– А где сам Кызы-Гирей? – встрепенулся Годунов.

– В Кремль отправил. Велел его вместе с сыном временно на пустующем подворье пана Мнишека разместить, – пояснил я.

– Эх, напрасно, – вздохнул Федор. – Надо было его следом за нами в колымаге открытой провезти, дабы вся Москва его узрела, – и он упрекнул меня. – Поспешил ты.

Пришлось пояснить, что после того, как москвичи станут плеваться вдогон хану, а самые ретивые начнут кидать в него камни, с ним потом навряд ли удастся о чем-то договориться.

– А теперь-то о чем нам с ним договариваться?! – удивился он.

– Есть о чем, – заговорщически подмигнул я.

– Ну ладно, – согласился он. – Тебе видней. Но тогда пущай хоть всех прочих пленников за нами провезут.

Ишь ты, какой неугомонный! Не иначе, как римские цезари припомнились. Начитанный вьюноша, что и говорить. Но увы, придется обойтись без этой детали триумфа, ибо оскорбление ханских приближенных – косвенное оскорбление самого хана. О том и сказал, заметив, что лучше поговорить о моих задумках завтра, а нынче после всего пережитого не помешает и слегка передохнуть.

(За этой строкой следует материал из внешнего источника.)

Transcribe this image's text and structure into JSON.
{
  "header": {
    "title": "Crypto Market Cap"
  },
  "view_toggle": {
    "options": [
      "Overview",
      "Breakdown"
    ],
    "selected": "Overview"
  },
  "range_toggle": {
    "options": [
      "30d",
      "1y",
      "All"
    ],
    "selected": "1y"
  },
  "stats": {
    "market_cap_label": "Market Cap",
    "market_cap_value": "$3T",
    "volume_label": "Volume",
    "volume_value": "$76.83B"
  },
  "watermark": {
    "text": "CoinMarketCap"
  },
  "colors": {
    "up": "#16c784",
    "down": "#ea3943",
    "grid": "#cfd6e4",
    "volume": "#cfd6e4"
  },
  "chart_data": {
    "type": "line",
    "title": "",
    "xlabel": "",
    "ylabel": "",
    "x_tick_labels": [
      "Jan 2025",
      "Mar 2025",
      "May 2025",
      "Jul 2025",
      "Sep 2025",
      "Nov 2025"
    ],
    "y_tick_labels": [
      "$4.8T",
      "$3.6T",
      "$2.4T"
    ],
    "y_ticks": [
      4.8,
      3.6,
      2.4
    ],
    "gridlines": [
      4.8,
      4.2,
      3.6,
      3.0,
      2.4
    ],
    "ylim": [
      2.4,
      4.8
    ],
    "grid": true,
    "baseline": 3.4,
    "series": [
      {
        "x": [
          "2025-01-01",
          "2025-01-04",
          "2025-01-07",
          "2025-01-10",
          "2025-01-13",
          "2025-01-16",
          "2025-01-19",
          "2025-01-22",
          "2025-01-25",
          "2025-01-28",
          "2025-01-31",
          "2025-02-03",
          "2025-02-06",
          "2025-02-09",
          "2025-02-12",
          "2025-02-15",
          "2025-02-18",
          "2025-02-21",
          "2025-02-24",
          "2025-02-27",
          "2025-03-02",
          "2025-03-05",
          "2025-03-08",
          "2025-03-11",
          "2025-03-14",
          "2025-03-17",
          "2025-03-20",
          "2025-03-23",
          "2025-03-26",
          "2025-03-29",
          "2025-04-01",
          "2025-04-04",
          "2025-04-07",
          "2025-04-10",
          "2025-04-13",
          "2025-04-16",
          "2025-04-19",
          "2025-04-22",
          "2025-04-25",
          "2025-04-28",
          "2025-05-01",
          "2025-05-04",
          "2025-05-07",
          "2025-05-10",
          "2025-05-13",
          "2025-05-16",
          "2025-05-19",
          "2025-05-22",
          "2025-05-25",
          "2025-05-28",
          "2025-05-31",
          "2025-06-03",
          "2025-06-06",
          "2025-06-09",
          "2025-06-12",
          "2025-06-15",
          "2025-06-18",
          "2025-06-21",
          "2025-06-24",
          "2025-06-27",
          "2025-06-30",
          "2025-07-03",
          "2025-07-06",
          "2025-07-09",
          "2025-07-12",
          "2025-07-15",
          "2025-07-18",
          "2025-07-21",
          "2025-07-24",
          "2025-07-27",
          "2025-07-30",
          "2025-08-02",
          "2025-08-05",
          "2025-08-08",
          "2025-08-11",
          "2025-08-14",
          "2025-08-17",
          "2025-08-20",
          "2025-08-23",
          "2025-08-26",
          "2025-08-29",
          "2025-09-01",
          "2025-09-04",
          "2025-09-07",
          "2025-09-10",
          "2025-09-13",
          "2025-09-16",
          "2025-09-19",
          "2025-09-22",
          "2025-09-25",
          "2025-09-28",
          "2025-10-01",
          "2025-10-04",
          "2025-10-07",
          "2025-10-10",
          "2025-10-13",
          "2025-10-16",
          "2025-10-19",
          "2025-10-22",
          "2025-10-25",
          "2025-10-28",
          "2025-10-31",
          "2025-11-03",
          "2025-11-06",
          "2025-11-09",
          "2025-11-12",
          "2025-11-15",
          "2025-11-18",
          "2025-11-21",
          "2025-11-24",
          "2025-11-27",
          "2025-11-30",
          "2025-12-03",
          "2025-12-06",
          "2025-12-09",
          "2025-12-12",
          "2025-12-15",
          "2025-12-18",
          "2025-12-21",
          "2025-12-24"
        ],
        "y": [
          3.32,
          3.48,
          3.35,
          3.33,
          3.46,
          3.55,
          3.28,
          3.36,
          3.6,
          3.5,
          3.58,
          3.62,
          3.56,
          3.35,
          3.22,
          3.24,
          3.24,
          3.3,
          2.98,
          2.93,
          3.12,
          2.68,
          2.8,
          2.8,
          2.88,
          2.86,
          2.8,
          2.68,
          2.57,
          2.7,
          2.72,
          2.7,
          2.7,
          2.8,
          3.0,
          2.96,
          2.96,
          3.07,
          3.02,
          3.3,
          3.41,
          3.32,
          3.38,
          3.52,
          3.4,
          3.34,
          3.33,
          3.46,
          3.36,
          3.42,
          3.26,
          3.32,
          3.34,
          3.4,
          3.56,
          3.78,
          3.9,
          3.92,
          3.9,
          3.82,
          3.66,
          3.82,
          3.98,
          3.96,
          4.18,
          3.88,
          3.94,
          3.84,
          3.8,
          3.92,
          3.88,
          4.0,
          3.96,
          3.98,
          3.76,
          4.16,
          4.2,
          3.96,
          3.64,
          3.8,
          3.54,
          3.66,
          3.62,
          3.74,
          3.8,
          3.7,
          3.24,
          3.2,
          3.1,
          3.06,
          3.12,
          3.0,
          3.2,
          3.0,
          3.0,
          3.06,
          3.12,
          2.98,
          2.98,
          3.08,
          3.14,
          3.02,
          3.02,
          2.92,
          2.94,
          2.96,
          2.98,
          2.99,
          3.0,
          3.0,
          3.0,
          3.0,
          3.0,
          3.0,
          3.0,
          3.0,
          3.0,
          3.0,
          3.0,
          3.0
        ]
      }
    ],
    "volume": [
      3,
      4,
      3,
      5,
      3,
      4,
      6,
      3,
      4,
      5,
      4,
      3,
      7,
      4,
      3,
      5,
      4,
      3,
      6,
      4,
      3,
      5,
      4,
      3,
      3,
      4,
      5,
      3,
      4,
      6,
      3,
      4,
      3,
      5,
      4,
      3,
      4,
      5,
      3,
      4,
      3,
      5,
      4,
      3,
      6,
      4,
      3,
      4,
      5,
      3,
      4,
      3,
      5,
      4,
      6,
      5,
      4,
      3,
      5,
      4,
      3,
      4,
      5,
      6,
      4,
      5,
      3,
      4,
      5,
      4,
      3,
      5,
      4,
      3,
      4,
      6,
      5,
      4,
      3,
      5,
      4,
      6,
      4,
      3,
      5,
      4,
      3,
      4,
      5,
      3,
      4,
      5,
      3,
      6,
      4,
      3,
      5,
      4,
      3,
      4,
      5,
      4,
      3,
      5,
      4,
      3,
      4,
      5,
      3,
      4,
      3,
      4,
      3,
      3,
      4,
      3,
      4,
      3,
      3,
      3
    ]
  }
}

– Погоди отдыхать. Тебе еще до подворья своего добраться надо, а до него ныне путь неблизок, – и Федор многозначительно улыбнулся.

И впрямь, добирались мы с ним до Кремля часа четыре, не меньше. Конечно, отчасти вина за это лежит на Федоре, специально выбравшем окружной путь. Вместо того, чтобы направиться к Знаменским воротам Кремля, он устремился к Неглинным, то есть через Китай-город. Хорошо еще, что не подался вкруговую, через Всехсвятские. Хватило ума понять, что тогда мы и до самой ночи не доедем, ибо Москва нас встречала…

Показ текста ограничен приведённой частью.